Disdik Didesak Beri Pelatihan

Kamis, 04-04-2013 | 13:28 WIB | 235 klik

Marapalam, Padek—Sejumlah guru dan kepala sekolah di Kota Padang masih bingung dan belum memahami perubahan kurikulum 2013 yang akan diberlakukan pada 15 Juli atau tahun ajaran baru 2013/2014. Hingga kini, para guru dan kepala sekolah pun belum diberikan bimbingan dalam memahami kurikulum ini.

“Saya akui, kami hanya tahu soal pemberlakuan kurikulum baru dari berita di media saja. Bahkan, telah ada guru yang mengunduh kurikulum ini di internet, tapi mereka malah kebingungan dan belum bisa memahami perubahan kurikulum itu,” kata guru Geografi SMPN 8 Padang, Ambridas, kepada Padang Ekspres, kemarin.

Ambridas mencontohkan bidang studi IPS yang diajarkannya. Sebelumnya, mata pelajaran IPS dibagi menjadi geografi, sejarah, dan sosiologi. Pada kurikulum baru ini, terjadi penggabungan mata pelajaran IPS. “Dengan penggabungan menjadi IPS terpadu, para guru yang selama ini hanya mengajar per jurusan, tentu akan bingung,” ujarnya.

Ambridas mengaku belum mendapatkan pelatihan atau pembinaan terkait kurikulum baru ini. “Di sekolah memang telah ada pendataan untuk menjadi master teacher, tapi belum juga dikirim untuk pemberian materi. Saya khawatir ketika tahun ajaran baru dimulai, guru belum memahami kurikulum baru ini,” kata Ambridas.
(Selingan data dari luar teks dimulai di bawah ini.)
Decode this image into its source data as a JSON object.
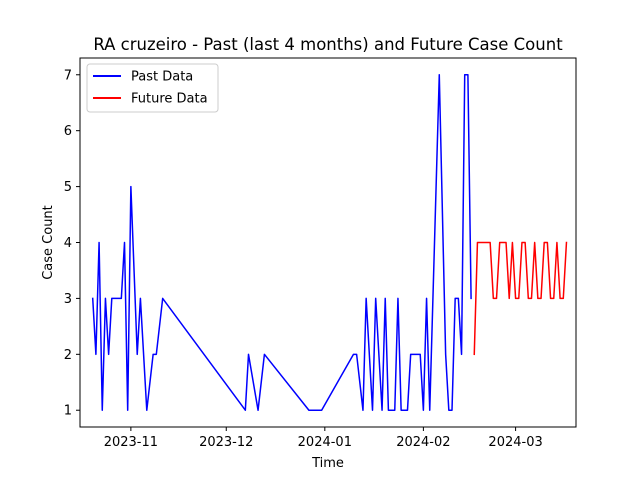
{
  "chart_data": {
    "type": "line",
    "title": "RA cruzeiro - Past (last 4 months) and Future Case Count",
    "xlabel": "Time",
    "ylabel": "Case Count",
    "x_axis_type": "date",
    "xlim": [
      "2023-10-16",
      "2024-03-20"
    ],
    "ylim": [
      0.7,
      7.3
    ],
    "x_ticks": [
      {
        "date": "2023-11-01",
        "label": "2023-11"
      },
      {
        "date": "2023-12-01",
        "label": "2023-12"
      },
      {
        "date": "2024-01-01",
        "label": "2024-01"
      },
      {
        "date": "2024-02-01",
        "label": "2024-02"
      },
      {
        "date": "2024-03-01",
        "label": "2024-03"
      }
    ],
    "y_ticks": [
      1,
      2,
      3,
      4,
      5,
      6,
      7
    ],
    "grid": false,
    "legend_position": "top-left",
    "series": [
      {
        "name": "Past Data",
        "color": "#0000ff",
        "x": [
          "2023-10-20",
          "2023-10-21",
          "2023-10-22",
          "2023-10-23",
          "2023-10-24",
          "2023-10-25",
          "2023-10-26",
          "2023-10-29",
          "2023-10-30",
          "2023-10-31",
          "2023-11-01",
          "2023-11-03",
          "2023-11-04",
          "2023-11-05",
          "2023-11-06",
          "2023-11-08",
          "2023-11-09",
          "2023-11-11",
          "2023-12-07",
          "2023-12-08",
          "2023-12-11",
          "2023-12-13",
          "2023-12-27",
          "2023-12-31",
          "2024-01-10",
          "2024-01-11",
          "2024-01-13",
          "2024-01-14",
          "2024-01-16",
          "2024-01-17",
          "2024-01-19",
          "2024-01-20",
          "2024-01-21",
          "2024-01-23",
          "2024-01-24",
          "2024-01-25",
          "2024-01-27",
          "2024-01-28",
          "2024-01-31",
          "2024-02-01",
          "2024-02-02",
          "2024-02-03",
          "2024-02-06",
          "2024-02-08",
          "2024-02-09",
          "2024-02-10",
          "2024-02-11",
          "2024-02-12",
          "2024-02-13",
          "2024-02-14",
          "2024-02-15",
          "2024-02-16"
        ],
        "y": [
          3,
          2,
          4,
          1,
          3,
          2,
          3,
          3,
          4,
          1,
          5,
          2,
          3,
          2,
          1,
          2,
          2,
          3,
          1,
          2,
          1,
          2,
          1,
          1,
          2,
          2,
          1,
          3,
          1,
          3,
          1,
          3,
          1,
          1,
          3,
          1,
          1,
          2,
          2,
          1,
          3,
          1,
          7,
          2,
          1,
          1,
          3,
          3,
          2,
          7,
          7,
          3
        ]
      },
      {
        "name": "Future Data",
        "color": "#ff0000",
        "x": [
          "2024-02-17",
          "2024-02-18",
          "2024-02-22",
          "2024-02-23",
          "2024-02-24",
          "2024-02-25",
          "2024-02-27",
          "2024-02-28",
          "2024-02-29",
          "2024-03-01",
          "2024-03-02",
          "2024-03-03",
          "2024-03-04",
          "2024-03-05",
          "2024-03-06",
          "2024-03-07",
          "2024-03-08",
          "2024-03-09",
          "2024-03-10",
          "2024-03-11",
          "2024-03-12",
          "2024-03-13",
          "2024-03-14",
          "2024-03-15",
          "2024-03-16",
          "2024-03-17"
        ],
        "y": [
          2,
          4,
          4,
          3,
          3,
          4,
          4,
          3,
          4,
          3,
          3,
          4,
          4,
          3,
          3,
          4,
          3,
          3,
          4,
          4,
          3,
          3,
          4,
          3,
          3,
          4
        ]
      }
    ]
  }
}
Hal serupa diungkapkan Kepala SMAN 4 Padang, Yunisra. “Sampai saat ini baru pendataan saja. Belum ada guru yang dilatih untuk pelaksanaan kurikulum ini,” ulasnya.

Apalagi untuk tingkat SMA, siswa diberi kebebasan memilih mata pelajaran pilihan, yaitu IPA, IPS, dan Bahasa. Pengaturan ini belum dipahami oleh guru-guru.
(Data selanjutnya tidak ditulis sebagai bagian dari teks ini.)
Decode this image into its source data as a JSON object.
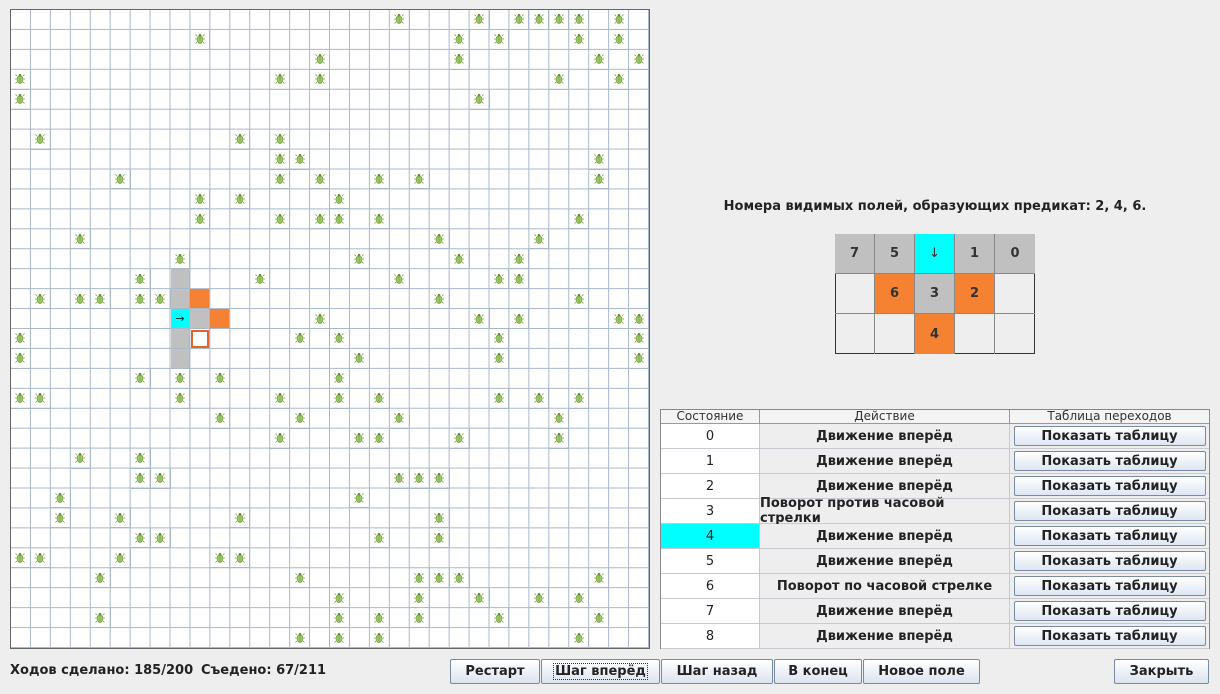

Kabid Pendidikan Dasar Disdik Padang, Jelta Masri mengakui sosialisasi kurikulum baru ini belum berjalan maksimal. “Saat ini, data guru yang akan dijadikan master teacher telah dikirim ke Lembaga Penjamin Mutu Pendidikan (LPMP) Sumbar. Ini sesuai surat yang diterima Disdik Padang agar mendata guru yang akan ikut pelatihan kurikulum baru ini,” ucap Jelta Masril.

Aturannya, setiap mata pelajaran ada lima guru yang akan dijadikan master teacher. Untuk menjadi master teacher, ada sejumlah persyaratan yang harus dipenuhi guru, seperti memiliki piagam atau sertifikat pelatihan mengajar, dan lainnya.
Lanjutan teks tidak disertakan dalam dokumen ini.